Texas A&M University BS – Mechanical Engineer, 2011
Carnegie Mellon University – MBA (expected in 2019)
Mechina Program, 2017
Unlike the University of Texas, the campus of Texas A&M University is not a hotbed of Jewish activity. It caters to the “real Texan” — the cowboy, the farmer and the budding oil field engineer; not the liberal arts “New York transplant” to Houston or Dallas. Lior Remson falls into the former category. His father, who is a chemical engineer and a safety consultant to the oil and gas industry, settled in Spring to be near the oil fields. Lior followed in his footsteps. His degree in Mechanical Engineering is geared towards the manufacture of products used in oil and gas production.
Lior’s Jewish upbringing was fairly traditional. His family was a member of a Conservative synagogue, and he and his younger brother attended a Young Judaea camp for a number of summers where they were exposed to the concepts of Shabbat and kashrut. Lior also worked for two summers in that camp when he was older. While in college his Judaism was similar to that of most young American Jews — he was aware and proud of his Jewish identity, but it had no practical impact on his campus life.
After graduation Lior got a job in Houston as a mechanical engineer with Halliburton, the giant oilfield production company and then for Bray Controls, another international oilfield production company. After a few years in Houston he got a job offer from an Australian mining company operating in Edmonton, Alberta. The company, Bradken, manufactures “consumables” — pipes, crushing equipment and other metal components for the oil and gas and mining industries. Lior was involved as a design engineer at first and then in manufacture. Professionally he was feeling quite fulfilled. Lior is also and avid skier, and Edmonton, situated near the Canadian Rockies, offered him many opportunities to pursue that hobby. Looking for social interaction, he sought out the small, but well-organized Jewish community of Edmonton, and he made a number of friends.
In 2015 his younger brother dropped a bombshell on the family. He had decided to be baptized as a Mormon. A student at Trinity College in San Antonio, he had a number of Mormon friends. Even earlier, back in Spring, Texas, he had also been close to a Mormon family which lived nearby. He travelled all over the world, and while in India he stayed with that same family who was in Mumbai on the husband’s extended business trip. It was there that he became convinced to convert. The Mormon Church sent Lior’s brother to Ecuador for two years as a missionary.
His brother’s decision caused Lior to examine his own life and beliefs. In the summer of 2015 he went on a Birthright trip to Israel and was greatly moved. Upon his return to Edmonton he started attending an Orthodox shul, and began learning Torah with a rabbi in the Ghermezian Kollel. He was a frequent guest at the rabbi’s Shabbat table. Eventually he started putting on tefillin daily, keeping kosher and became shomer Shabbat, even though this entailed his giving up long weekends of skiing in the Rockies.

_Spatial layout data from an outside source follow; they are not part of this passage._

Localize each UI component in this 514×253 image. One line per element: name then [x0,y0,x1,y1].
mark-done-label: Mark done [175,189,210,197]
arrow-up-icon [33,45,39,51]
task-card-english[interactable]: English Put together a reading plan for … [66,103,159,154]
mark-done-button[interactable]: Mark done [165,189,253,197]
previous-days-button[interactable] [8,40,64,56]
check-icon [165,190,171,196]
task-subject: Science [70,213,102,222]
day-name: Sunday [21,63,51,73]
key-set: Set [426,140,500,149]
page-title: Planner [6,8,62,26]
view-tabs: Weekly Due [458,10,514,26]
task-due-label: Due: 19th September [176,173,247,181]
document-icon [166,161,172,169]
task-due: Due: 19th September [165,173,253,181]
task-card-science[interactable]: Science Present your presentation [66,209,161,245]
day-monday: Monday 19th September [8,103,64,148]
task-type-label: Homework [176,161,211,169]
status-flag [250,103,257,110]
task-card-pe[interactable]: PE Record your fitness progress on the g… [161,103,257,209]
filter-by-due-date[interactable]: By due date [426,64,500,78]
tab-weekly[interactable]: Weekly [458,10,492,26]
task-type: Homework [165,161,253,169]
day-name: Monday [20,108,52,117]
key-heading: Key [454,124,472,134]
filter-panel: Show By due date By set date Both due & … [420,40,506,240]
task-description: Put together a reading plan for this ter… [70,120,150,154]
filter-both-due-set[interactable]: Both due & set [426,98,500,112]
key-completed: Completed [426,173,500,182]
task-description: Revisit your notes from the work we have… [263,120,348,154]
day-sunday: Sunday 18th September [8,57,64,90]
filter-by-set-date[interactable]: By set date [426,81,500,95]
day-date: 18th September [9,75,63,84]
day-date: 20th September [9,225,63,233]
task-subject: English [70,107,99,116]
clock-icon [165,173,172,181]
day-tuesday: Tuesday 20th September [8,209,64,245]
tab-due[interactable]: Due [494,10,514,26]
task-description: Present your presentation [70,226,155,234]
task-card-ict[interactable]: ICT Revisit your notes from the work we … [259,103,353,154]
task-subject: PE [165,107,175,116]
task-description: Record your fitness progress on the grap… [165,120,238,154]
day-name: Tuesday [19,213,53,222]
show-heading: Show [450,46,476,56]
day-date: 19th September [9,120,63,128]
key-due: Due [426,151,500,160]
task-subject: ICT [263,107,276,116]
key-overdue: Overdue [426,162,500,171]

Earlier this year, Lior made a decision to get an MBA, and is now starting a two-year course at Carnegie Mellon University in Pittsburgh. Before doing so, he spent the last few months at Ohr Somayach’s Mechina Program in Jerusalem on the recommendation of Rabbi Yitzchok Becker, a former member of the Ghermezian Kollel and now on the staff of Ohr Somayach.
In June, Lior’s grandmother, mother and father came to Israel. His father was here on consulting business, and they all came to visit Lior at the Yeshiva. After meeting with Rabbi Dr. Guy Matalon for dinner they were even happier with Lior’s decision to come to the Yeshiva to learn. Lior has loved his time at Ohr Somayach and plans to return.